The death in December of Paul Volcker, former chairman of the U.S. Federal Reserve and famed inflation-fighter, is a reminder that galloping price increases used to be a problem. In recent years, though, inflation has largely gone missing. Its return in 2020 would be an unexpected bright spot.
Not, of course, the kind of inflation Volcker countered with tough monetary policy in the early 1980s, when annual price increases topped 10% in America. Or the debilitating 50% annual rate in Argentina as of October. But there’s a lot to be said for modest price gains.
The failure of U.S. price pressures to gain much momentum, starting with wages, is a head-scratcher given the tight labor market evinced by an unemployment rate of a mere 3.5% in November. The country’s consumer price index rose 2.1% in the year to November. That metric clears the central bank’s 2% symmetrical target but doesn’t make up for long periods of much weaker inflation since the financial crisis.

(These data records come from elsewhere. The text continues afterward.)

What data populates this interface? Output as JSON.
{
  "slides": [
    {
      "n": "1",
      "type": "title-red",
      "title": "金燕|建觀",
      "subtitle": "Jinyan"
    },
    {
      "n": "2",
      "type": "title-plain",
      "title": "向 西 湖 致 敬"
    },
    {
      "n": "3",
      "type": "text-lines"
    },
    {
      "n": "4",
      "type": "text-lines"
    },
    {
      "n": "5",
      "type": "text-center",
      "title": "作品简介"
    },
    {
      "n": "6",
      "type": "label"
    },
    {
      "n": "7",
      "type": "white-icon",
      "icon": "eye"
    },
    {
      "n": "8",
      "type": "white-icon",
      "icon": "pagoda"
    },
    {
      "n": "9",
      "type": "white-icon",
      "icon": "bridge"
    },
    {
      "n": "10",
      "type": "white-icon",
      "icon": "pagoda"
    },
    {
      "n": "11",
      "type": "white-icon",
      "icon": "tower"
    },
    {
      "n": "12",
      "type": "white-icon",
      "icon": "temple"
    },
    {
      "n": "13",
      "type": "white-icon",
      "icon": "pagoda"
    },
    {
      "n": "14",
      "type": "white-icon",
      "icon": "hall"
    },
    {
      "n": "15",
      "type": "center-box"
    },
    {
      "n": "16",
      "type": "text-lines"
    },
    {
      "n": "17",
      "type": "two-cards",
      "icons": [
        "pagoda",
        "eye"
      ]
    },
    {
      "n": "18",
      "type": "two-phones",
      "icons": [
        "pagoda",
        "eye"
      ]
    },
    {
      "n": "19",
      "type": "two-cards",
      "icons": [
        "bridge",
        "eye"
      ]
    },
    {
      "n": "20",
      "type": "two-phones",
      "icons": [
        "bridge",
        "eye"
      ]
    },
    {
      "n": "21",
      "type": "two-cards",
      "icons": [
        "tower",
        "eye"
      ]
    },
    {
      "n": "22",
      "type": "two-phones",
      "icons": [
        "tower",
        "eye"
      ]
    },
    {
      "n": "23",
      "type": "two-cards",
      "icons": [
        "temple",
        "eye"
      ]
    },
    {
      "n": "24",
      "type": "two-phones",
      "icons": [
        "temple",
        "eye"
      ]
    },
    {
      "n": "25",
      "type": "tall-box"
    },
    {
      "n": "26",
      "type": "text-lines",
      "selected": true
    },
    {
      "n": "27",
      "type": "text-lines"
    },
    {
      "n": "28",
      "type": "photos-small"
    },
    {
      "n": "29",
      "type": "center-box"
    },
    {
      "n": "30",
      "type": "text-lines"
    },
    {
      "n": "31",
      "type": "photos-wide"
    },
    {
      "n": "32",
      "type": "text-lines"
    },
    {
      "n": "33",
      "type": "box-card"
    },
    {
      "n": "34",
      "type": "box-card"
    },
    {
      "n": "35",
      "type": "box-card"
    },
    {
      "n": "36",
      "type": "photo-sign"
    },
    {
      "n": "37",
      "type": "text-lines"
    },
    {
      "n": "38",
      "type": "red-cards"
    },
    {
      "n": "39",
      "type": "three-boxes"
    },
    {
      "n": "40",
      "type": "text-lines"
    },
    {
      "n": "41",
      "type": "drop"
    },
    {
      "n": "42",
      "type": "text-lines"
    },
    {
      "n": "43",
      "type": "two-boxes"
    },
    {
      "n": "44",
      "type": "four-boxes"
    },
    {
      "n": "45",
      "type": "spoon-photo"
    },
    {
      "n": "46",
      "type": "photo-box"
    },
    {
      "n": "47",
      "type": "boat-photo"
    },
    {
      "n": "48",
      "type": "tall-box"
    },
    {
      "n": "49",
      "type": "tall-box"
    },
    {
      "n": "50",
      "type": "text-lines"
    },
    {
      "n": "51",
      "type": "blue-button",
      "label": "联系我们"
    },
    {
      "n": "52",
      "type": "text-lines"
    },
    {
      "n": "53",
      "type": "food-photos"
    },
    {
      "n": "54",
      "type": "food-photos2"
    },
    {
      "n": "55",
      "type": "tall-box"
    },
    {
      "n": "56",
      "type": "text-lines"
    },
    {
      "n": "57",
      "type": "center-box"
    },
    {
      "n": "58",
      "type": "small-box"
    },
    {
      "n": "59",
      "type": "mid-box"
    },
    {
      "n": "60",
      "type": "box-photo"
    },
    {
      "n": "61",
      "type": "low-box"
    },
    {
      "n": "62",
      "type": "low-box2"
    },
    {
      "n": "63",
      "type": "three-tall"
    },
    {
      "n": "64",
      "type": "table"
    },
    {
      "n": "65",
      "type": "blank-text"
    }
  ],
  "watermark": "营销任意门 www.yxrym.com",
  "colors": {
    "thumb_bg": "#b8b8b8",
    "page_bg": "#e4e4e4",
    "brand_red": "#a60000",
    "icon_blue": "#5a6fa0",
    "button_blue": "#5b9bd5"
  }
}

In turn, this contributes to low interest rates, which in the past decade or so have changed the financial world. Central bankers like New York Fed President John Williams like to talk about “r-star,” the real interest rate that’s natural for a healthy economy. Economists think the theoretical r-star has become lower than it used to be thanks to aging populations, lower productivity growth and other factors. Add weak inflation, and the nominal interest rate matching r-star is also low.
That’s why the Fed’s target rate is far lower than the historical average, in the 1.5%-1.75% range. In Europe and Japan, key policy rates are less than zero. That’s a huge challenge for pension funds, some targeting long-term 7%-plus annual returns on their often-underfunded portfolios, insurance companies seeking safe investments, and risk-averse savers. It’s also problematic for banks trying to lend profitably.
It’s hard to find hints of a resurgence in inflation. True, the impact of President Donald Trump’s tariffs could push prices up. But globally the International Monetary Fund, for example, is more worried about the reverse – even if BlackRock, the giant asset manager, thinks inflation risks are underappreciated. Maybe the best hope for a resurgence of manageable inflation is that the consensus is largely dismissing the possibility. Otherwise, there’ll be more painful adjustments to a new, low-interest rate future.